Project - OMA's first foray into Detroit, LANTERN, has transformed a dilapidated commercial bakery into a luminous mixed-use art hub in the city's Little Village neighborhood. Led by partner Jason Long, the 2,072 square meter complex adeptly reinvents the early 20th century warehouse, turning spaces of disrepair into architectural virtues. The building's former state of ruin, with sections of roof and walls missing, becomes the project's driving concept. OMA capitalizes on these voids by inserting a 2,000 square meter courtyard at the heart of the complex, serving as a vibrant public gateway and community condenser.

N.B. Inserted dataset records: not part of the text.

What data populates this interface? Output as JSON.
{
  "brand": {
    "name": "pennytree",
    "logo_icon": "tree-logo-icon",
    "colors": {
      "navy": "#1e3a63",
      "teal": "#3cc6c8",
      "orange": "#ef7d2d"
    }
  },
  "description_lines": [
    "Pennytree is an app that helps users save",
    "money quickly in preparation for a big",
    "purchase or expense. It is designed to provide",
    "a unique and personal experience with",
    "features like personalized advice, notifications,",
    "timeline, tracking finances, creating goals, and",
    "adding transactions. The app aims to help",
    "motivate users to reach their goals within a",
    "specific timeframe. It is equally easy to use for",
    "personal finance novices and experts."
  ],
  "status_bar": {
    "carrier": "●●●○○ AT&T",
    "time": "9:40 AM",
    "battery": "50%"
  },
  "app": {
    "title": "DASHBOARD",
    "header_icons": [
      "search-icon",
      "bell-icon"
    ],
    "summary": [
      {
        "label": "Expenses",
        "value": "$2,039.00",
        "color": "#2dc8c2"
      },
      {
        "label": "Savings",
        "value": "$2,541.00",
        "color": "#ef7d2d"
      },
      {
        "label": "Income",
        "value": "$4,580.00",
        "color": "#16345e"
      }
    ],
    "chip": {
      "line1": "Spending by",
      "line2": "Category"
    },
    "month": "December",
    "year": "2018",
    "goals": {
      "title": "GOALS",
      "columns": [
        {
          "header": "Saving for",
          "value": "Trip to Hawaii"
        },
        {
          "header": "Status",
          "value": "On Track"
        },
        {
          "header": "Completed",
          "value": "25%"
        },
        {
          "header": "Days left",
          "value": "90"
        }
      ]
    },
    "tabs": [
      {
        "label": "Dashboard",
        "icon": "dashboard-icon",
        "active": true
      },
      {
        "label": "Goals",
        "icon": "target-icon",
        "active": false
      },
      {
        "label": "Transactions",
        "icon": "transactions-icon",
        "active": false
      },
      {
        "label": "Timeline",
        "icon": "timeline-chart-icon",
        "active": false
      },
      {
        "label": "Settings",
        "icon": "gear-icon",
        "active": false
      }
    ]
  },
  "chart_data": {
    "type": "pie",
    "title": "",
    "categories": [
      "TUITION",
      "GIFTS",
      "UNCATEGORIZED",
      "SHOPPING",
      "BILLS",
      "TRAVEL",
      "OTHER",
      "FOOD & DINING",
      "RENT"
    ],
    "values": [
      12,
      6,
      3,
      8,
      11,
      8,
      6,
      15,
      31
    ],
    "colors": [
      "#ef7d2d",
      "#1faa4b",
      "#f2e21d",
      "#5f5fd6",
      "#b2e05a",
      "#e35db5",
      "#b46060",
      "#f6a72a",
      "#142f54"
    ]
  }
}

This central outdoor space provides the primary entrance and frontage for all tenants including two local arts nonprofits - Signal-Return and Progressive Arts Studio Collective. Embracing an "open city" ethos, the design strings together various programs to maximize accessibility and interaction. Production zones and studios animate the Amity Street facade, while galleries line the courtyard reinforcing its public significance. Retail and community amenities consolidate along busy Kercheval Avenue, blending interior functions with streetlife. With raw industrial aesthetics and clever adaptive reuse strategies, LANTERN exemplifies an ingenious new arts anchor for Detroit's resurging creative fabric.

 

Design Team - Founded in 1975 by Rem Koolhaas, OMA (Office for Metropolitan Architecture) has evolved into a leading international architectural practice renowned for its avant-garde designs and theoretical explorations. Headquartered in Rotterdam, with offices in New York, Hong Kong, and Australia, OMA operates at the vanguard of architecture and urbanism. Under the leadership of eight partners – Rem Koolhaas, Reinier de Graaf, Ellen van Loon, Shohei Shigematsu, Iyad Alsaka, Chris van Duijn, Jason Long, and Managing Partner-Architect David Gianotten – OMA has garnered global acclaim for pioneering buildings that transcend conventional typologies. The firm's oeuvre encompasses a diverse array of architectural scales and programs, from cultural institutions and mixed-use developments to urban masterplans and infrastructural projects. OMA's repertoire is punctuated by iconic works such as the Seattle Central Library, CCTV Headquarters in Beijing, Fondazione Prada in Milan, and the Taipei Performing Arts Centre. With a critical approach that challenges disciplinary boundaries, OMA continuously redefines architectural discourse through built form and scholarly research undertaken by its think-tank AMO. As vanguards of architectural innovation, OMA's multidisciplinary practice continually shapes the discourse on the built environment's evolution.